Bu dükkanlarda satılan bir çok hediyelikten biri de müzik yapan kap (singing ball) dedikleri, değişik metallerden üretilen bir kap. Bu kabı Nepal’de bir çok yerde göreceksiniz. İçine su doldurulup küçük bir çubuk ile kenarlarına dokunduğunuzda kap rezonansa geçiyor ve gerçekten müzik gibi bir tını çıkıyor. Bu kapları avucunuzun içine aldığınızda müthiş bir titreşim hissediyorsunuz, bu rezonansın vücuda yayılarak kan dolaşımını hızlandırdığı söyleniyor. Aynı zamanda bu kaplar meditasyon yapmak için de kullanılıyor.

Stupadan sonra ilgi çekici bir mekan olan Pashupatinath’i mutlaka görmelisiniz. Eğer fotoğraf çekiyorsanız bu mekana mutlaka 2-3 saat ayırın.
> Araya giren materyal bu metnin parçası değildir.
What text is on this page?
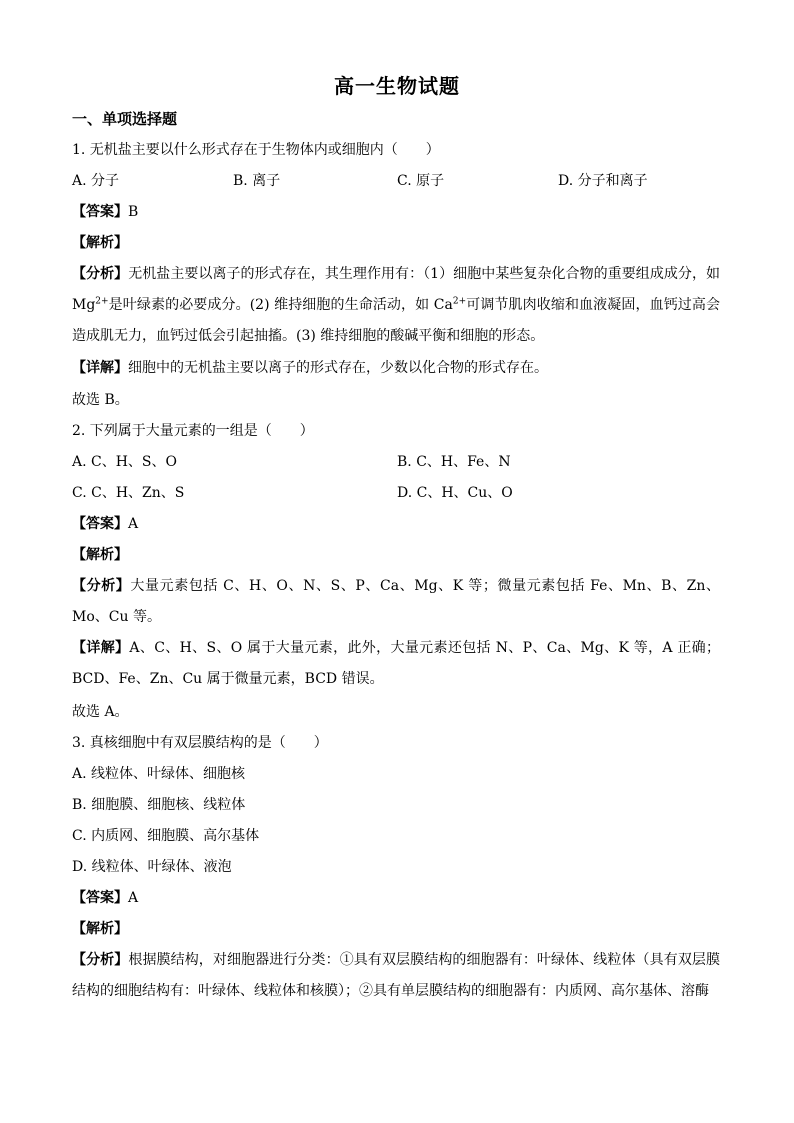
高一生物试题
一、单项选择题
1. 无机盐主要以什么形式存在于生物体内或细胞内（　　）
A. 分子	B. 离子	C. 原子	D. 分子和离子
【答案】B
【解析】
【分析】无机盐主要以离子的形式存在，其生理作用有：（1）细胞中某些复杂化合物的重要组成成分，如 $Mg^{2+}$是叶绿素的必要成分。(2) 维持细胞的生命活动，如 $Ca^{2+}$可调节肌肉收缩和血液凝固，血钙过高会造成肌无力，血钙过低会引起抽搐。(3) 维持细胞的酸碱平衡和细胞的形态。
【详解】细胞中的无机盐主要以离子的形式存在，少数以化合物的形式存在。
故选 B。
2. 下列属于大量元素的一组是（　　）
A. C、H、S、O	B. C、H、Fe、N
C. C、H、Zn、S	D. C、H、Cu、O
【答案】A
【解析】
【分析】大量元素包括 C、H、O、N、S、P、Ca、Mg、K 等；微量元素包括 Fe、Mn、B、Zn、Mo、Cu 等。
【详解】A、C、H、S、O 属于大量元素，此外，大量元素还包括 N、P、Ca、Mg、K 等，A 正确；BCD、Fe、Zn、Cu 属于微量元素，BCD 错误。
故选 A。
3. 真核细胞中有双层膜结构的是（　　）
A. 线粒体、叶绿体、细胞核
B. 细胞膜、细胞核、线粒体
C. 内质网、细胞膜、高尔基体
D. 线粒体、叶绿体、液泡
【答案】A
【解析】
【分析】根据膜结构，对细胞器进行分类：①具有双层膜结构的细胞器有：叶绿体、线粒体（具有双层膜结构的细胞结构有：叶绿体、线粒体和核膜）；②具有单层膜结构的细胞器有：内质网、高尔基体、溶酶
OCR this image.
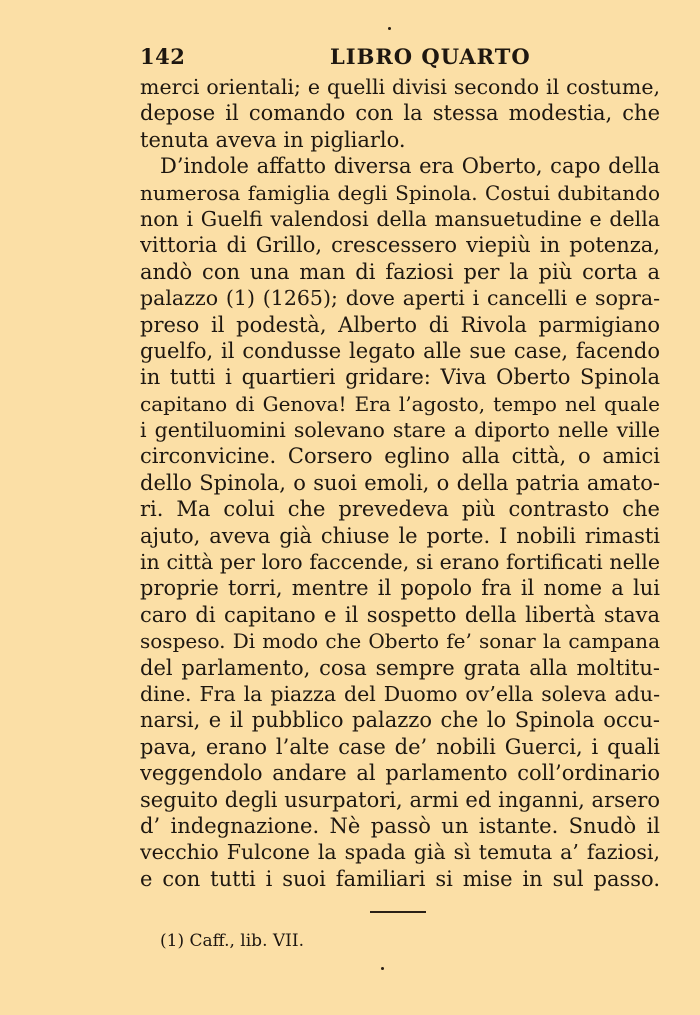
142	LIBRO QUARTO
merci orientali; e quelli divisi secondo il costume,
depose il comando con la stessa modestia, che
tenuta aveva in pigliarlo.
D’indole affatto diversa era Oberto, capo della
numerosa famiglia degli Spinola. Costui dubitando
non i Guelfi valendosi della mansuetudine e della
vittoria di Grillo, crescessero viepiù in potenza,
andò con una man di faziosi per la più corta a
palazzo (1) (1265); dove aperti i cancelli e sopra-
preso il podestà, Alberto di Rivola parmigiano
guelfo, il condusse legato alle sue case, facendo
in tutti i quartieri gridare: Viva Oberto Spinola
capitano di Genova! Era l’agosto, tempo nel quale
i gentiluomini solevano stare a diporto nelle ville
circonvicine. Corsero eglino alla città, o amici
dello Spinola, o suoi emoli, o della patria amato-
ri. Ma colui che prevedeva più contrasto che
ajuto, aveva già chiuse le porte. I nobili rimasti
in città per loro faccende, si erano fortificati nelle
proprie torri, mentre il popolo fra il nome a lui
caro di capitano e il sospetto della libertà stava
sospeso. Di modo che Oberto fe’ sonar la campana
del parlamento, cosa sempre grata alla moltitu-
dine. Fra la piazza del Duomo ov’ella soleva adu-
narsi, e il pubblico palazzo che lo Spinola occu-
pava, erano l’alte case de’ nobili Guerci, i quali
veggendolo andare al parlamento coll’ordinario
seguito degli usurpatori, armi ed inganni, arsero
d’ indegnazione. Nè passò un istante. Snudò il
vecchio Fulcone la spada già sì temuta a’ faziosi,
e con tutti i suoi familiari si mise in sul passo.
(1) Caff., lib. VII.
Katmandu merkeze 5 km mesafedeki bu tapınakta ölüler yakılıyor. Ben kendimi burada bir belgeselin içinde hissettim, siz gidip gördüğünüzde nasıl hissedersiniz bilemem. Sahne şöyle, ortada Bagmati Nehri hemen kenarında ve yüksekte ölüleri yaktıkları kaideler, ölüm ateşini başlatan özel elbise giymiş erkekler, nehrin içinde dolaşan bir sürü maymun, arkada oturan Sadu. Gördüklerim beni fazlasıyla etkiledi.
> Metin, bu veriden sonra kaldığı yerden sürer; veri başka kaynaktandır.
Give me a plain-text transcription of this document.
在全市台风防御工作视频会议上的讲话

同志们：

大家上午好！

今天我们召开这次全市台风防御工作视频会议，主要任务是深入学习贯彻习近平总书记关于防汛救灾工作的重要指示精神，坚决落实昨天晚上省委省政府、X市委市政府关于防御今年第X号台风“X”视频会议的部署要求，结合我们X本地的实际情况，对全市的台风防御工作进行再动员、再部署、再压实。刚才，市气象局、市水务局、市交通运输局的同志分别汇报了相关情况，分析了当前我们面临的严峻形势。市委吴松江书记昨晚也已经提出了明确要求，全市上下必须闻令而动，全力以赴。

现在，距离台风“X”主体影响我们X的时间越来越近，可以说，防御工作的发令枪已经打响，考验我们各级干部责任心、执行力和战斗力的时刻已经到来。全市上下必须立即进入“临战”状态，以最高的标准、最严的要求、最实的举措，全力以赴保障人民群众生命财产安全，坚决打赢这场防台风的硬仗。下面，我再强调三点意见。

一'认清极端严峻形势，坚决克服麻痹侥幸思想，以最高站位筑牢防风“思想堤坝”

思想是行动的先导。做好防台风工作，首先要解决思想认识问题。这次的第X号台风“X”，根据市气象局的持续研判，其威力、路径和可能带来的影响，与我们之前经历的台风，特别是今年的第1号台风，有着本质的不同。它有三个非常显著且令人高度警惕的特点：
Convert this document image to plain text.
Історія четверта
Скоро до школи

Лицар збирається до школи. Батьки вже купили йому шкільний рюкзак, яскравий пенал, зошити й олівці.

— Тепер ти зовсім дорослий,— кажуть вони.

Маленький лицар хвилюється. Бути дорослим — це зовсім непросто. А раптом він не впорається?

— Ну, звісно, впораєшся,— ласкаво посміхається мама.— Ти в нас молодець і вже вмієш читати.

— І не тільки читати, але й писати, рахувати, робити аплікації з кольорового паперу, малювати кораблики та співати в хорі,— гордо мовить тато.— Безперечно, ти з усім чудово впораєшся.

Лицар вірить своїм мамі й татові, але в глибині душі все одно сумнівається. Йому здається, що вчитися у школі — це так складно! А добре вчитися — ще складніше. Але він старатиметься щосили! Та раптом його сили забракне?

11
Ölen kişinin önce üzerindeki kıyafeti çıkararak yeni bir kıyafet giydiriyorlar. Sonra cesedin etrafına çiçekler diziyorlar. Ailenin en büyük erkek çocuğu yakma işlemini başlatıyor. Bu erkek çocuk da özel beyaz bir elbise giymiş oluyor. Yakma işlemini başlattıktan sonra hemen orada gidip saçlarını kazıtıyor. Bu işlemi 3 yıl boyunca her yıl bir kere olmak üzere yapıyor. Bir nevi anma gibi düşünülebilir. Ailede bir erkek çocuğun olması çok önemli çünkü ölüm ateşini başlatan bir erkek çocuk olursa tekrar dünyaya geldiklerinde çok iyi reenkarne olacaklarına inanıyorlar. Ölülerin yakıldığı bu mekan kesinlikle çok değişik bir atmosfer.
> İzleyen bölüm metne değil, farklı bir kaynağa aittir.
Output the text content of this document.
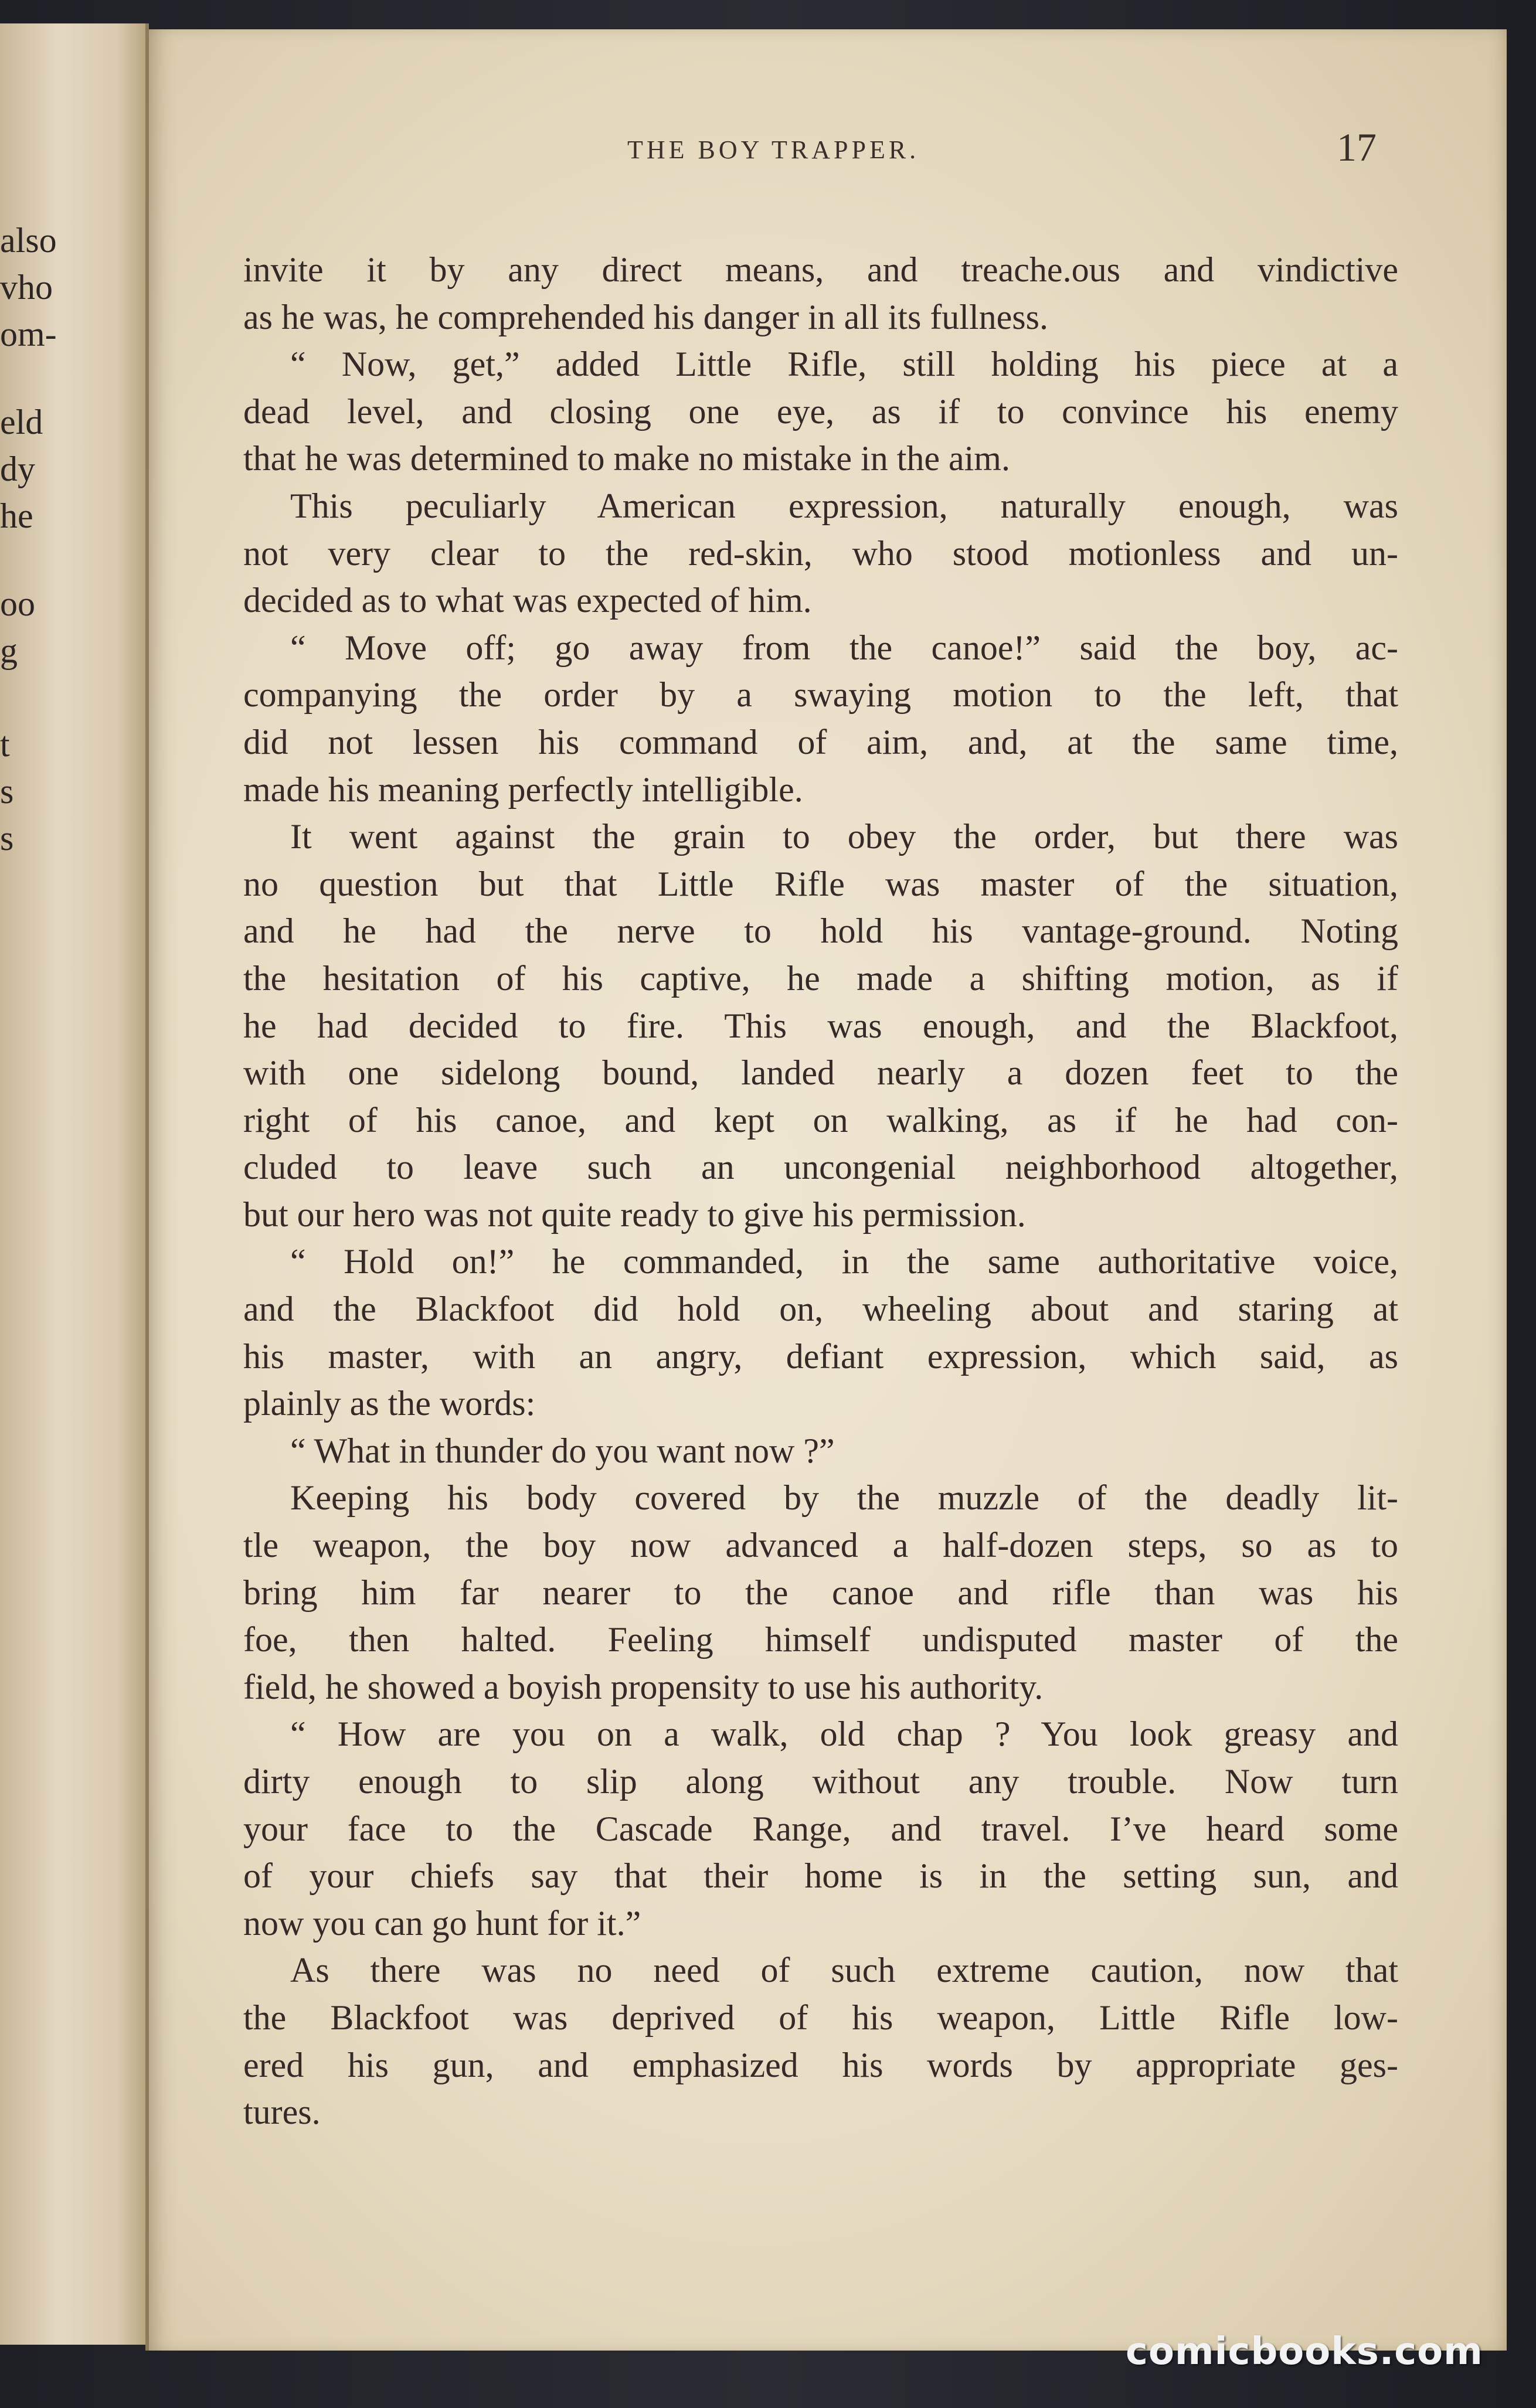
also
vho
om-
eld
dy
he
oo
g
t
s
s
THE BOY TRAPPER.	17
invite it by any direct means, and treache.ous and vindictive
as he was, he comprehended his danger in all its fullness.
“ Now, get,” added Little Rifle, still holding his piece at a
dead level, and closing one eye, as if to convince his enemy
that he was determined to make no mistake in the aim.
This peculiarly American expression, naturally enough, was
not very clear to the red-skin, who stood motionless and un-
decided as to what was expected of him.
“ Move off; go away from the canoe!” said the boy, ac-
companying the order by a swaying motion to the left, that
did not lessen his command of aim, and, at the same time,
made his meaning perfectly intelligible.
It went against the grain to obey the order, but there was
no question but that Little Rifle was master of the situation,
and he had the nerve to hold his vantage-ground. Noting
the hesitation of his captive, he made a shifting motion, as if
he had decided to fire. This was enough, and the Blackfoot,
with one sidelong bound, landed nearly a dozen feet to the
right of his canoe, and kept on walking, as if he had con-
cluded to leave such an uncongenial neighborhood altogether,
but our hero was not quite ready to give his permission.
“ Hold on!” he commanded, in the same authoritative voice,
and the Blackfoot did hold on, wheeling about and staring at
his master, with an angry, defiant expression, which said, as
plainly as the words:
“ What in thunder do you want now ?”
Keeping his body covered by the muzzle of the deadly lit-
tle weapon, the boy now advanced a half-dozen steps, so as to
bring him far nearer to the canoe and rifle than was his
foe, then halted. Feeling himself undisputed master of the
field, he showed a boyish propensity to use his authority.
“ How are you on a walk, old chap ? You look greasy and
dirty enough to slip along without any trouble. Now turn
your face to the Cascade Range, and travel. I’ve heard some
of your chiefs say that their home is in the setting sun, and
now you can go hunt for it.”
As there was no need of such extreme caution, now that
the Blackfoot was deprived of his weapon, Little Rifle low-
ered his gun, and emphasized his words by appropriate ges-
tures.
comicbooks.com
Bir başka baş döndürücü stupa ise Swayambhunath. Buraya maymunlar tapınağıda deniyor. Budist stupası olmasına rağmen yapımına Hindu’lar da yardım etmiş bu nedenle bugün hem Budist hemde Hindu’lar tarafından ziyaret ediliyor. Yine de burada karşınıza daha çok budist hacılar çıkacak. Tapınağın etrafını sürekli olarak dolanarak dua çarklarını çevirdiklerini görceksiniz. Tapınak Lord Buda’ya adanmış. Dört bir tarafında Buda’nın gözleri çizili. Tapınağa ya 365 basamaklı merdivenlerden çıkarak ya da araçla önüne kadar gelip azda olsa bir miktar merdiven çıkarak ulaşabilirsiniz. Sakın ama sakın bu tapınakta yürürken hiç bir şey yemeyin. Etrafınızda dolaşan maymunlar size bu nedenle saldırıp elinizde yediğiniz yiyeceği almak isteyeceklerdir. Bizzat üzerime doğru koşarak gelen maymundan elimdekileri atarak kurtuldum. Hastalık taşıma riskleri de olduğundan size dokunmaları pek iyi olmaz. Bir de yanında yavrusu olan maymunlara pek yaklaşmayın onlarda bunu bir saldırı olarak algılayıp karşı atak yapabiliyorlar. Işığın iyi olduğu bir saatte tapınağa çıkarsanız Katmandu’yu tepeden görüp fotoğraflama şansınız olacaktır.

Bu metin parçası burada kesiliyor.